Private Members In CoffeeScript

I’m a big fan of CoffeeScript. I find it to be more expressive and less clunky than regular JavaScript, plus it makes it easier to extend objects and emphasises lambdas. However, CoffeeScript partially obscures the native closures in JavaScript and as a result makes it very difficult to use private variables and methods.

The word ‘private’ is never mentioned on CoffeeScript.org and the CoffeeScript Style Guide suggests that we prefix methods with an underscore in order to declare them as private. Of course, doing this doesn’t really make them private - it just means you are naming them with an underscore.

It is of course possible to declare private members in JavaScript (and CoffeeScript), but the result is very messy - which is why they are often avoided. Let’s look at one way of declaring private members in CoffeeScript:

class Person
  constructor: (@name) ->

  greet: ->
    "Hi, #{salutation()}"

  title = "Mr"

  salutation = ->
    "#{title} #{@name}"

new Person("Bob").greet()       # Hi, Mr
new Person("Bob").title         # Undefined
new Person("Bob").salutation()  # TypeError: undefined is not a function

While the private method and variables is indeed private, our greet method doesn’t work as expected (it returns ‘Hi, Mr’ instead of ‘Hi, Mr Bob’) - the @name property is not available in the private method. If we look at the compiled JavaScript it’s easy to see what the problem is.

var Person = (function() {
  var salutation, title;

  function Person(name) {
    this.name = name;
  }

  Person.prototype.greet = function() {
    return "Hi, " + (salutation());
  };

  title = "Mr";

  salutation = function() {
    return title + " " + this.name;
  };

  return Person;
})();

The two private members can only be accessed within the closure of the Person instance, but because the scope of this is wrong, the private function doesn’t have access to any public instance members - which really sucks.
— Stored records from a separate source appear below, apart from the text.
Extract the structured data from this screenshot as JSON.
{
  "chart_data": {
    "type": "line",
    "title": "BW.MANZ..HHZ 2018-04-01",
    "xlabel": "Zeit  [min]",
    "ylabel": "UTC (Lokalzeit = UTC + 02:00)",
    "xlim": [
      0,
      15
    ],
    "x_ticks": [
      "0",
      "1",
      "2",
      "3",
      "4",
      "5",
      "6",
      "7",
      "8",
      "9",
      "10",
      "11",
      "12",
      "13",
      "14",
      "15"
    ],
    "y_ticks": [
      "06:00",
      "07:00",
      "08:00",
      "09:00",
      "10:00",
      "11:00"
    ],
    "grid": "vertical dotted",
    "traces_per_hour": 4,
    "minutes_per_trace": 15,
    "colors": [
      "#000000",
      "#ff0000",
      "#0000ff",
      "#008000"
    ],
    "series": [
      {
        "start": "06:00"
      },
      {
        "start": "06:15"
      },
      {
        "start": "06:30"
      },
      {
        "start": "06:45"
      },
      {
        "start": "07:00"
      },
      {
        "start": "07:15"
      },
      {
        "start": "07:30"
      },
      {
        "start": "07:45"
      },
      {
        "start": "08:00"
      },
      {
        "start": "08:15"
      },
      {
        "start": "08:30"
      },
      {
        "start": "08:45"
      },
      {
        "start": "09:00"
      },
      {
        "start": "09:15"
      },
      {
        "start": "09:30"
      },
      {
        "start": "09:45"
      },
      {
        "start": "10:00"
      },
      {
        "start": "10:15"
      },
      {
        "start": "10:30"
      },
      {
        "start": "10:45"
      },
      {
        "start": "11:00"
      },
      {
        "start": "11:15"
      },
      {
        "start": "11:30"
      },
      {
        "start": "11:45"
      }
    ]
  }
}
You can get around this by explicitly doing salutation.call(this), but this seems really weird - having to call public and private functions in two different ways seems like a bad idea. Furthermore these private functions will also not be inherited.

The private variables are even worse though. Consider this example:

class User
  name = null

  constructor: (_name_) ->
    name = _name_

  getName: ->
    name

bob = new User("Bob")
bob.getName() # Bob

steve = new User("Steve")
steve.getName() # Steve
bob.getName()   # Steve

What happened? Why do both users suddenly have this same name? This is because the private variables are actually shared between all instances of the User ‘class’. So private variables are basically a no-go.

Bottom line - stick with the convention of naming private members with a leading underscore. Private members just don’t work all that well. Happy coding.